Special Desk
President Donald Trump won’t go to attend his successor’s swearing-in. Trump announced this via tweet a day after his top aides cajoled him into releasing a video conceding he would soon be departing office.
Trump tweeted, “To all of those who have asked, I will not be going to the Inauguration on January 20th.
Trump will be the first outgoing president to skip his replacement’s inauguration in more than 150 years.
Traditionally, the outgoing president welcomes an incoming one to the White House in the morning before they ride together in a vehicle together to the Capitol building for the swearing in. Trump himself rode with then-President Barack Obama to his own inauguration four year ago.

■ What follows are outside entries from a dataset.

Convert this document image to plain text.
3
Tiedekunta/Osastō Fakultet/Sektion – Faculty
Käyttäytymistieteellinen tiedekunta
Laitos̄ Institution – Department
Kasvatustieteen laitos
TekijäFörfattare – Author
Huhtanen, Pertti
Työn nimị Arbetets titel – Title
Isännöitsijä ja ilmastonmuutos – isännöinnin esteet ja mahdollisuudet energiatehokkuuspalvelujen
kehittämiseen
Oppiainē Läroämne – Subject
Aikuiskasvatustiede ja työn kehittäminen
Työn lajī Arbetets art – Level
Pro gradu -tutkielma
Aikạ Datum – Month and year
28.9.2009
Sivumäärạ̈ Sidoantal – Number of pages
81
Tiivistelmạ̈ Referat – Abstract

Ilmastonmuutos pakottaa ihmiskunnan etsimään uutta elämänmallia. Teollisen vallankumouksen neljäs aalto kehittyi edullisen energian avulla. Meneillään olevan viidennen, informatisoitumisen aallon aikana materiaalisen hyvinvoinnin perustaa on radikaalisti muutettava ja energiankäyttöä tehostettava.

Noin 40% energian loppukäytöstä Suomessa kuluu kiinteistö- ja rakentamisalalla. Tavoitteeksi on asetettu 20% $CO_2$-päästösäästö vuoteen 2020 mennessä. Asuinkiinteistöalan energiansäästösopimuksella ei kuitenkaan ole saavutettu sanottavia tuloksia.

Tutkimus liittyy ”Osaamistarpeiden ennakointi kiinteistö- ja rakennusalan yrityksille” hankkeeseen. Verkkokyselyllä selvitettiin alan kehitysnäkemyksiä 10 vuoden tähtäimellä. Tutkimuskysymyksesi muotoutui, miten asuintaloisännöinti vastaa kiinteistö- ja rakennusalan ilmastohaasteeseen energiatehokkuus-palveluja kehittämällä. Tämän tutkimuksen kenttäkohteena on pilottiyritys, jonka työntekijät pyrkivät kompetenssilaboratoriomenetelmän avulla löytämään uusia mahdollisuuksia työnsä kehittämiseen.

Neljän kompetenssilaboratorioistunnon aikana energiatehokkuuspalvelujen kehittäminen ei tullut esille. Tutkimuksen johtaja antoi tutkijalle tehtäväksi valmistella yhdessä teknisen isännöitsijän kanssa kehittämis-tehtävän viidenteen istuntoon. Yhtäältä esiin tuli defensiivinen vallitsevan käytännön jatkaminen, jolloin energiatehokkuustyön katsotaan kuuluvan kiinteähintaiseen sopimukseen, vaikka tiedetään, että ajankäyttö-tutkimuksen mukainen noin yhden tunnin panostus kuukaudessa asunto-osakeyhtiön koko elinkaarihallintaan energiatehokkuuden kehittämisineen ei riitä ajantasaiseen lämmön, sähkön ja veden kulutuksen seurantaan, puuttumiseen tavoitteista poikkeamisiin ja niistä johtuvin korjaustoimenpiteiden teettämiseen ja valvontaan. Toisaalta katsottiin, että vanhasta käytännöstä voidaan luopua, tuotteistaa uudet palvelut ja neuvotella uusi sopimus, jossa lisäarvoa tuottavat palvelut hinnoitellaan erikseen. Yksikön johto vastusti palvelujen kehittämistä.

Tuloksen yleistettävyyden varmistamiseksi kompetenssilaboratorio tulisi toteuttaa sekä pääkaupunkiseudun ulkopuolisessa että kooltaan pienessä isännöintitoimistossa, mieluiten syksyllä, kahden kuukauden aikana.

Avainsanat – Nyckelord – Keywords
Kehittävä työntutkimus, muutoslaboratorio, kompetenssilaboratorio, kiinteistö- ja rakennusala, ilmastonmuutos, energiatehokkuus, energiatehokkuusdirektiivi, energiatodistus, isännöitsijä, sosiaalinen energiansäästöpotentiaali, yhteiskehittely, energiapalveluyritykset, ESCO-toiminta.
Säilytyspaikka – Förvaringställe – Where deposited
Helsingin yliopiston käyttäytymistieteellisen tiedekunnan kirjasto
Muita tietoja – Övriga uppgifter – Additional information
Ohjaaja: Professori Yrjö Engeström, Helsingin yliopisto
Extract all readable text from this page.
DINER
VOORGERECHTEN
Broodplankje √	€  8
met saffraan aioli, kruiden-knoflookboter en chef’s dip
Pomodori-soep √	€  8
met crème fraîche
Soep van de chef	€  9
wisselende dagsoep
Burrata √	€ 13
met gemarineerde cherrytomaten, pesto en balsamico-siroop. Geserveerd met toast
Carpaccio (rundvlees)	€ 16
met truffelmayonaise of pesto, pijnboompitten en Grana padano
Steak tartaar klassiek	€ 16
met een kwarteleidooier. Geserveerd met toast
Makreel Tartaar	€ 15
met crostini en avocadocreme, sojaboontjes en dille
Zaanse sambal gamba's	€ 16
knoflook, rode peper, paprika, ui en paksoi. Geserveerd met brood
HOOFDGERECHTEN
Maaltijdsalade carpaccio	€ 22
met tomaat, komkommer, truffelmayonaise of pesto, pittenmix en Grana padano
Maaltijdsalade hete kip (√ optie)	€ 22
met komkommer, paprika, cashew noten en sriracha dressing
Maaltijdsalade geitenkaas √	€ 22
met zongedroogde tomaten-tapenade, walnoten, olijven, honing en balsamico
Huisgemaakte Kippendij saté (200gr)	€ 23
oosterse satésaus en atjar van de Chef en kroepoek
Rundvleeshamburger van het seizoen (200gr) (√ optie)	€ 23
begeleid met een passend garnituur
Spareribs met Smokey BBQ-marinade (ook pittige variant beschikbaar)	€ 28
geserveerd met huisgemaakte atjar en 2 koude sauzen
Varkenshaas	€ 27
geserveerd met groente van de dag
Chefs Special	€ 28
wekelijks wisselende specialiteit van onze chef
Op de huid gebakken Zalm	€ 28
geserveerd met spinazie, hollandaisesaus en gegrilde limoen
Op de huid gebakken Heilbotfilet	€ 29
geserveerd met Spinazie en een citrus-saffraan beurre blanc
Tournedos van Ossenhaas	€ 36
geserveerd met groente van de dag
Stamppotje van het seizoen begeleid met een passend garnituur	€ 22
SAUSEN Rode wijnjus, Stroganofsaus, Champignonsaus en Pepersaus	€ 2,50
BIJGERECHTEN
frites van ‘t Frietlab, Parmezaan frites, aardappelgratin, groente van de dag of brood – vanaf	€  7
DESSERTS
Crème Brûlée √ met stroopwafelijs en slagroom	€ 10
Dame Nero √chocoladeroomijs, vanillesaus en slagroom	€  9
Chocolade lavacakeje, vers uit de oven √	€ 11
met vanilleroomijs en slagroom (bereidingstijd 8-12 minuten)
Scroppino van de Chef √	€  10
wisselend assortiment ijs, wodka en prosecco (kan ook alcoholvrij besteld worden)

Trump did not initially want to issue a video decrying the loyalists whose actions he largely supported — and whom he said he “loved” a day earlier — but he told aides to prepare a speech and then he would decide.
Once he read over the brief script they had prepared, Trump agreed to record it Thursday evening — a relief to the senior staff, though concerns lingered he could backtrack during his final days in office given his actual position has remained unchanged: that he lost the election unfairly.
His announcement he would not attend Biden’s inauguration did not come as a surprise, though Trump had been polling people recently about whether he should go and seemed open, at least to some, to appearing.
In 1869, the last time a still-living president failed to appear at his successor’s swearing-in, incoming President Ulysses S. Grant refused to share a carriage with his predecessor Andrew Johnson. Johnson said he would remain behind at the White House.
Three former American presidents do plan to be in attendance for the inauguration, officials say: Bill Clinton, Obama and George W. Bush have all made plans to be in Washington for the official transfer of power.